A general view of the headquarters of the Venezuelan oil company PDVSA in Caracas, Venezuela, July 21, 2016 (REUTERS / Carlos Garcia Rawlins)
Caracas: Venezuelan state energy company PDVSA projects oil production will remain near 23-year lows in 2017, an internal document shows, suggesting more hardship ahead for the crisis-wrought Opec member country.
Cash-squeezed PDVSA, which accounts for nearly all of Venezuela’s export revenues and is the socialist government’s financial motor, saw production tumble by nearly 10 percent in 2016 due to an unraveling economy and low oil prices.
The company’s weak finances are causing operational disruptions, and are both affected by and contributing to Venezuela’s economic downturn.
Three years of recession and soaring prices have pummeled Venezuelans, with many skipping meals and lootings of supermarkets commonplace. Some economists have estimated that gross domestic product contracted by 10 percent or more in 2016. This year, PDVSA sees production at 2.501 million barrels per day (bpd), an increase of just 5,000 from the 2.496 million bpd for the first 11 months of 2016, according to a nine-year strategic plan presented in December.

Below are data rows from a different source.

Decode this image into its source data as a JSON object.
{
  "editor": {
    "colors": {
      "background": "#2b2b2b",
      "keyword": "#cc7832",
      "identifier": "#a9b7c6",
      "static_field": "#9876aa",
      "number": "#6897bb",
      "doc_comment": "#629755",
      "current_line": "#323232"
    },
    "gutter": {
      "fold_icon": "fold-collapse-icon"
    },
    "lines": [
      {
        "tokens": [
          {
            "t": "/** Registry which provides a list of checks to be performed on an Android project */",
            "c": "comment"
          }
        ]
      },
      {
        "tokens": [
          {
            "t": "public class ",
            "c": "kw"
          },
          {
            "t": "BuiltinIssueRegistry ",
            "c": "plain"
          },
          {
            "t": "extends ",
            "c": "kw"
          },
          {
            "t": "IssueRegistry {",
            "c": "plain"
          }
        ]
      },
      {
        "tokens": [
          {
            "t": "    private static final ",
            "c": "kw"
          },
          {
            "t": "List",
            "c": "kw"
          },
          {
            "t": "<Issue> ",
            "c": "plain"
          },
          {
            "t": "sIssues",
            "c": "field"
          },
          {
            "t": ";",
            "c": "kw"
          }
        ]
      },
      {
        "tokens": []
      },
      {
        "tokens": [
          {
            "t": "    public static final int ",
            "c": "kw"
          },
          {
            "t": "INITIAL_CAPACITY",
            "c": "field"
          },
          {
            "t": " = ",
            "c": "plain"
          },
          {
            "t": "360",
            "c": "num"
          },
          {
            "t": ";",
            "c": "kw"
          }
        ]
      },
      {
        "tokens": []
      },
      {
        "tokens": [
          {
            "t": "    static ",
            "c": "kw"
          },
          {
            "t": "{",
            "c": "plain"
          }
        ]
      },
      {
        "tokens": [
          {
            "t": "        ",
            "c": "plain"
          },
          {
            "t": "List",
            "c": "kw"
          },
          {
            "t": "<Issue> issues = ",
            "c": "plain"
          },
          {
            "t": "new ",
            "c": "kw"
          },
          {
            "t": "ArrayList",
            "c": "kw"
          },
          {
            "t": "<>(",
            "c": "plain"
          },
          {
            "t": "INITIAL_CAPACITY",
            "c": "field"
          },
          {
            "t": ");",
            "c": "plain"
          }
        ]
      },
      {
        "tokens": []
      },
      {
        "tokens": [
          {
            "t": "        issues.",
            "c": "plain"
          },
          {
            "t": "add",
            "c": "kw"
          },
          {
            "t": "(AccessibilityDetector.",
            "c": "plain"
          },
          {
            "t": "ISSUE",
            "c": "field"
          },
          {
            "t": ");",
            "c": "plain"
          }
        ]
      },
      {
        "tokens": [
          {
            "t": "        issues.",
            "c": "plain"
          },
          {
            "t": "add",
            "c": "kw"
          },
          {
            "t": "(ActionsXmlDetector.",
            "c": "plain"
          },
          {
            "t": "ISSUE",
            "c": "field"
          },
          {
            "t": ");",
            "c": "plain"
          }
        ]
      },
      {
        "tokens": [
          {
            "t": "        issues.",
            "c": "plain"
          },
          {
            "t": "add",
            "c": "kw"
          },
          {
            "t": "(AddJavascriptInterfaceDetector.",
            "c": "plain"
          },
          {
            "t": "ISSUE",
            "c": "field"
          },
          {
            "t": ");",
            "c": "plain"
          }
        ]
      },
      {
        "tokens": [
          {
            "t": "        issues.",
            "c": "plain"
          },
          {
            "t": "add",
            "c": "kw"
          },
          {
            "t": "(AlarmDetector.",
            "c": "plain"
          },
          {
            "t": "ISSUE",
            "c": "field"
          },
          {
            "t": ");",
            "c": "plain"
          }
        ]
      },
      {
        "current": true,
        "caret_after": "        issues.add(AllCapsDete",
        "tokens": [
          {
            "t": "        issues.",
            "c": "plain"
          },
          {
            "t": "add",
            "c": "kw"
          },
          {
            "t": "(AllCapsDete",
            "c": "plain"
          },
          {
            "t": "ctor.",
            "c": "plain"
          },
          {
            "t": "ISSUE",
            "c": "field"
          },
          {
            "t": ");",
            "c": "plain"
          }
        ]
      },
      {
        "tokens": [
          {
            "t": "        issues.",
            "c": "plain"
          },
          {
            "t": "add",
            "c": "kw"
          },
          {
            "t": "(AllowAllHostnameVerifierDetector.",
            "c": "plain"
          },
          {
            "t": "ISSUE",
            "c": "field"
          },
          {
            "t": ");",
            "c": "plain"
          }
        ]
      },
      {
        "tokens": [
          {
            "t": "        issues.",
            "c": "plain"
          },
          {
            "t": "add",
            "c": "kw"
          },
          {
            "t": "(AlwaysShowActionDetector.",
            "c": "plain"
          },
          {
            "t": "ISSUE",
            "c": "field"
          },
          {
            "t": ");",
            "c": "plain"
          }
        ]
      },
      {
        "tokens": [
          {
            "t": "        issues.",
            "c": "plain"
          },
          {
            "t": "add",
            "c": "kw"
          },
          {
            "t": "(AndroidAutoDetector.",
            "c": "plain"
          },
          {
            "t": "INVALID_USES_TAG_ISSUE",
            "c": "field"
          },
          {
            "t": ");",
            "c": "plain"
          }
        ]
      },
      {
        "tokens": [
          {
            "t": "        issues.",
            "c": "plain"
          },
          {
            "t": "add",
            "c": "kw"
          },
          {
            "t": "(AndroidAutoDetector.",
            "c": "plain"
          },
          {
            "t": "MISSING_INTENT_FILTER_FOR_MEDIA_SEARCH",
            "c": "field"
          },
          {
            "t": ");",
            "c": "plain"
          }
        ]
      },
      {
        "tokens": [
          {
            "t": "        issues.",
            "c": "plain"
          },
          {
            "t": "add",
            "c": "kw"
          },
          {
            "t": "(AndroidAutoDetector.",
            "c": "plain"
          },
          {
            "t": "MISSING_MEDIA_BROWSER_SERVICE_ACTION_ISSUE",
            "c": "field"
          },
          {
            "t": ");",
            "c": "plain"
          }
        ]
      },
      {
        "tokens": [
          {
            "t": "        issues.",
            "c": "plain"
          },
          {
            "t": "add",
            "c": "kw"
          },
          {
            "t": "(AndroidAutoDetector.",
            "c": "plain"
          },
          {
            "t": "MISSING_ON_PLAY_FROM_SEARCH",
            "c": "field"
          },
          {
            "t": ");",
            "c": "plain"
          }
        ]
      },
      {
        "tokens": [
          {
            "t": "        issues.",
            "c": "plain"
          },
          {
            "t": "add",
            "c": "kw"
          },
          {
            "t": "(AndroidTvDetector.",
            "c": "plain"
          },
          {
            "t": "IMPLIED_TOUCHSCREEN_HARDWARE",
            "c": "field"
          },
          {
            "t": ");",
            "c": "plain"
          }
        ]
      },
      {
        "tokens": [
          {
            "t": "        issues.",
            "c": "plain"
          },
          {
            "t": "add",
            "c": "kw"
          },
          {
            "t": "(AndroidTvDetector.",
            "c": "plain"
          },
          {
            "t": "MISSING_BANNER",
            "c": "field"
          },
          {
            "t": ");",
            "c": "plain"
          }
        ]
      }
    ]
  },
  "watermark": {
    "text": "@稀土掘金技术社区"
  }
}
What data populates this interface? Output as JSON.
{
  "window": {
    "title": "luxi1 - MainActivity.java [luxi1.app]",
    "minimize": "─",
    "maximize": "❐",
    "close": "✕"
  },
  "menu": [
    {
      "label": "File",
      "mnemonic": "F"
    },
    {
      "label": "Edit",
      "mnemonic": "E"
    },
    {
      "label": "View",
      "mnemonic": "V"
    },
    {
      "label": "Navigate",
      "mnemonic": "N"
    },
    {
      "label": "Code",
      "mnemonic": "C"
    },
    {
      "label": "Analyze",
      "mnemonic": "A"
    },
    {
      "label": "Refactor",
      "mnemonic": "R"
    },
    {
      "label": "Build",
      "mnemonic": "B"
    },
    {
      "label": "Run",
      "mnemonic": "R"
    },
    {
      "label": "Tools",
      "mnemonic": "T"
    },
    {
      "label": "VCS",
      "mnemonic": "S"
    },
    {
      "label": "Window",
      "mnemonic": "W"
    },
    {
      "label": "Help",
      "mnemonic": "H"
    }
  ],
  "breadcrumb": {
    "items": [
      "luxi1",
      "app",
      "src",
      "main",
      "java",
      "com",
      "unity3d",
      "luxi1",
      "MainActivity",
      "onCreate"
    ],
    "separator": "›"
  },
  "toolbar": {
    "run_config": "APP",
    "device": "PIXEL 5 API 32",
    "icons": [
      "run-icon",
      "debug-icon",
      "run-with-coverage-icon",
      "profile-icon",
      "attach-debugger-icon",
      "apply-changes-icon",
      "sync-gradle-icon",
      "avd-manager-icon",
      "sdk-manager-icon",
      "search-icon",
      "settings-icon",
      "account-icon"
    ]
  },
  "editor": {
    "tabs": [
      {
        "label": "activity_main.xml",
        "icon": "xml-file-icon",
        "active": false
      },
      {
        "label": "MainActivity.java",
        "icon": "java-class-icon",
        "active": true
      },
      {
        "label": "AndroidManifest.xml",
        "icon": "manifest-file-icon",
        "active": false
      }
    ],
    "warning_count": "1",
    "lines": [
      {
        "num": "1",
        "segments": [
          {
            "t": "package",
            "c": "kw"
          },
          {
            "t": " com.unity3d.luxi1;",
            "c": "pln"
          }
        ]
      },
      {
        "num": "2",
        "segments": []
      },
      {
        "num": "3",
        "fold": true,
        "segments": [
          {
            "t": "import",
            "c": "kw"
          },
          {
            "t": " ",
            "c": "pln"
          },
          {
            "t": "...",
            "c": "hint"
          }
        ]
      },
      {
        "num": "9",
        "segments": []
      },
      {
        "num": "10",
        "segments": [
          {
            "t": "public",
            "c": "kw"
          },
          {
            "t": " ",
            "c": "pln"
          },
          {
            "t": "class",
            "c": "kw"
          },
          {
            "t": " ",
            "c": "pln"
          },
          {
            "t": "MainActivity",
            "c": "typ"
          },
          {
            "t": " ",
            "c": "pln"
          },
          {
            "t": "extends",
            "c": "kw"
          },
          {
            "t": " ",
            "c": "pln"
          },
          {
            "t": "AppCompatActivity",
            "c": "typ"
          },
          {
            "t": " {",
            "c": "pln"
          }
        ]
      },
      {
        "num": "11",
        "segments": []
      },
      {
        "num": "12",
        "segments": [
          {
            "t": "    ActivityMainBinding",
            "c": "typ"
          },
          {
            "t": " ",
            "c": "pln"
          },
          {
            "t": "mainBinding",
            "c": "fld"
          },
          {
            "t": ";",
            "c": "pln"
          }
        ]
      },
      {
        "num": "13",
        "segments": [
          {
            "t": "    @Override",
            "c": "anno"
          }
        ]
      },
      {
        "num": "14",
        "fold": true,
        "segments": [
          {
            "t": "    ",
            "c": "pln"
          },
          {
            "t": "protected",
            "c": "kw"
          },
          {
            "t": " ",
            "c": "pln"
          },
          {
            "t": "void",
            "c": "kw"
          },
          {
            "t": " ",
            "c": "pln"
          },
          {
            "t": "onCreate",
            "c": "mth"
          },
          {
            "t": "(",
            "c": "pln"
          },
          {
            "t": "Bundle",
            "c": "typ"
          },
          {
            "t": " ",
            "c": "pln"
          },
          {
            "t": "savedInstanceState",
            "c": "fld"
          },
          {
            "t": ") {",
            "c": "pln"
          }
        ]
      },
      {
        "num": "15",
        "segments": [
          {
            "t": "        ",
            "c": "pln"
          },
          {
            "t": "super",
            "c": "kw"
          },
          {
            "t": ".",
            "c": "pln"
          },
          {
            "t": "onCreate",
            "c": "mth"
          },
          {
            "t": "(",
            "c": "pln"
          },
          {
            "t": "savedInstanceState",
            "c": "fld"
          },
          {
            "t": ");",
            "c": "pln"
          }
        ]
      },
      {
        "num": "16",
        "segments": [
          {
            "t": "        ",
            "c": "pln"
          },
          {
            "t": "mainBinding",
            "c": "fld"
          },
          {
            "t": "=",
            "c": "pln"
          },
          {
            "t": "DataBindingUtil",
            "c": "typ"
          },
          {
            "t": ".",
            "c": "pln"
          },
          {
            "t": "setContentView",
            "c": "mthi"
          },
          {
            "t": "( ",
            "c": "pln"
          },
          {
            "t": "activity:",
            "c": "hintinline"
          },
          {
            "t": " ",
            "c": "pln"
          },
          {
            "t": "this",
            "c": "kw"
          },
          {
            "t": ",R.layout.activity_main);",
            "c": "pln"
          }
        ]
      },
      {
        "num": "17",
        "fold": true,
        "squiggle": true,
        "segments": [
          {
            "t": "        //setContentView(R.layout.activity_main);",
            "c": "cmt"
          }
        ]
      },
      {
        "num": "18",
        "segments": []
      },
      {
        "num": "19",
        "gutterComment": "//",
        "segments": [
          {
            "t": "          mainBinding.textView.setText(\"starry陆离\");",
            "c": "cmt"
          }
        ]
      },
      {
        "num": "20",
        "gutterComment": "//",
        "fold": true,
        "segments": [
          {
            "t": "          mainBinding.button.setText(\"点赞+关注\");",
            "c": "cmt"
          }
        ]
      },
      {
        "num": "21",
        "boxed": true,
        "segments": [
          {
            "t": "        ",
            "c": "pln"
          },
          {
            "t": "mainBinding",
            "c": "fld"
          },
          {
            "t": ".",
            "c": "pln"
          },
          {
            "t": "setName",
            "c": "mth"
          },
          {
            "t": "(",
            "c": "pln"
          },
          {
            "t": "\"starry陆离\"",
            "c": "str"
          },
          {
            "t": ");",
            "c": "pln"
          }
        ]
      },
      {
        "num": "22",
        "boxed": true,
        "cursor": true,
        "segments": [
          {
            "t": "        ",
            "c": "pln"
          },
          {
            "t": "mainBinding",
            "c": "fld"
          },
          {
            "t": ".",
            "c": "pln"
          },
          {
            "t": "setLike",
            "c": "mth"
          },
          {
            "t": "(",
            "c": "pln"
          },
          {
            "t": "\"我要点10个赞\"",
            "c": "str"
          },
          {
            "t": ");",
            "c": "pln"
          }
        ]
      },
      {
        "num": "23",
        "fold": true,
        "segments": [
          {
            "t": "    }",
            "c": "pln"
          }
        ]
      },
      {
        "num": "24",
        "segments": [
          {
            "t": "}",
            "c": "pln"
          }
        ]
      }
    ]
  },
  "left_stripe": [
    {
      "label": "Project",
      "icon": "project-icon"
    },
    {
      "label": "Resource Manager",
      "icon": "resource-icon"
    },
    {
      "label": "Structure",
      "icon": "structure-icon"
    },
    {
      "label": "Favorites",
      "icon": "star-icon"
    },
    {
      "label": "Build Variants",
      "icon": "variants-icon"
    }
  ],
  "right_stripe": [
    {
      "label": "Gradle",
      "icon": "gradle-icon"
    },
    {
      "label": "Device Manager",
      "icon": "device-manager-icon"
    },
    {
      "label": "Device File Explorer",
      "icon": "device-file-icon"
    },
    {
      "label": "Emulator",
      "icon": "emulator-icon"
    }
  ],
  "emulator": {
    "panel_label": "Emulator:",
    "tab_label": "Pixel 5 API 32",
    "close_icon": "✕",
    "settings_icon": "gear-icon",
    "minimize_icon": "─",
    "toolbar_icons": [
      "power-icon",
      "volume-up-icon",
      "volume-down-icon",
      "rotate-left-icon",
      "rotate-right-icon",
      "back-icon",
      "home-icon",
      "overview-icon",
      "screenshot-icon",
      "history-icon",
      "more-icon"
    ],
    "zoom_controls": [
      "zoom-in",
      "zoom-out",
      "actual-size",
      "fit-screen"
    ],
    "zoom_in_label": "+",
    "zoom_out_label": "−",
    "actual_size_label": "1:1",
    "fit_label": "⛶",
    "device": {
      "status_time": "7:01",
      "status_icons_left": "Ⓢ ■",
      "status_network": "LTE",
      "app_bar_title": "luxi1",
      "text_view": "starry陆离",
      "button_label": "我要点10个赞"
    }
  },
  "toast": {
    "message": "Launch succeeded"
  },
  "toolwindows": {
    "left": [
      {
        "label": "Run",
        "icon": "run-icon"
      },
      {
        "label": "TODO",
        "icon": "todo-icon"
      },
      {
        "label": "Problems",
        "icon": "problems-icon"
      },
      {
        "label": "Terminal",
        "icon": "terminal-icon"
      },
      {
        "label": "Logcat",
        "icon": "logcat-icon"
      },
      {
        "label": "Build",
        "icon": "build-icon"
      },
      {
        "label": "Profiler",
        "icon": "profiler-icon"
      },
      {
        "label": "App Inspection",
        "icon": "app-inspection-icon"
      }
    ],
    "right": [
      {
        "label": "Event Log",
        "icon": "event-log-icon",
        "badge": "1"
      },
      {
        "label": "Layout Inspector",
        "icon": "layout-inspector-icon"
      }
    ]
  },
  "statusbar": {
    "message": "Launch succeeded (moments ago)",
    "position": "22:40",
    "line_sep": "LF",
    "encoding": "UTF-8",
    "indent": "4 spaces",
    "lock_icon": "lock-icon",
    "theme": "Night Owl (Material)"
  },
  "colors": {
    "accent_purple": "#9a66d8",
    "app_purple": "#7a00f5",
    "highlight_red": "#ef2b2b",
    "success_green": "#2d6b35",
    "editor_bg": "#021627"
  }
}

That is broadly on par with output levels in 1993, as the struggle to pay providers has led some services companies to halt work and oil suppliers to delay or halt deliveries of fuel and crude.
The 261-page document seen by Reuters gives a rare window into PDVSA, a highly secretive company that seldom publishes detailed business plans. It shows PDVSA expects a shortfall in imported diluents needed for blending with its extra heavy crude output, along with aggressive refinery maintenance plans.
PDVSA did not respond to an email seeking comment on the internal report.
Crude shipments to political ally China, which has lent Venezuela more than $50bn through a decade-long oil-for-loans program, are slated to increase 55 percent in 2017 from 2016 to reach 550,000 bpd, according to the presentation.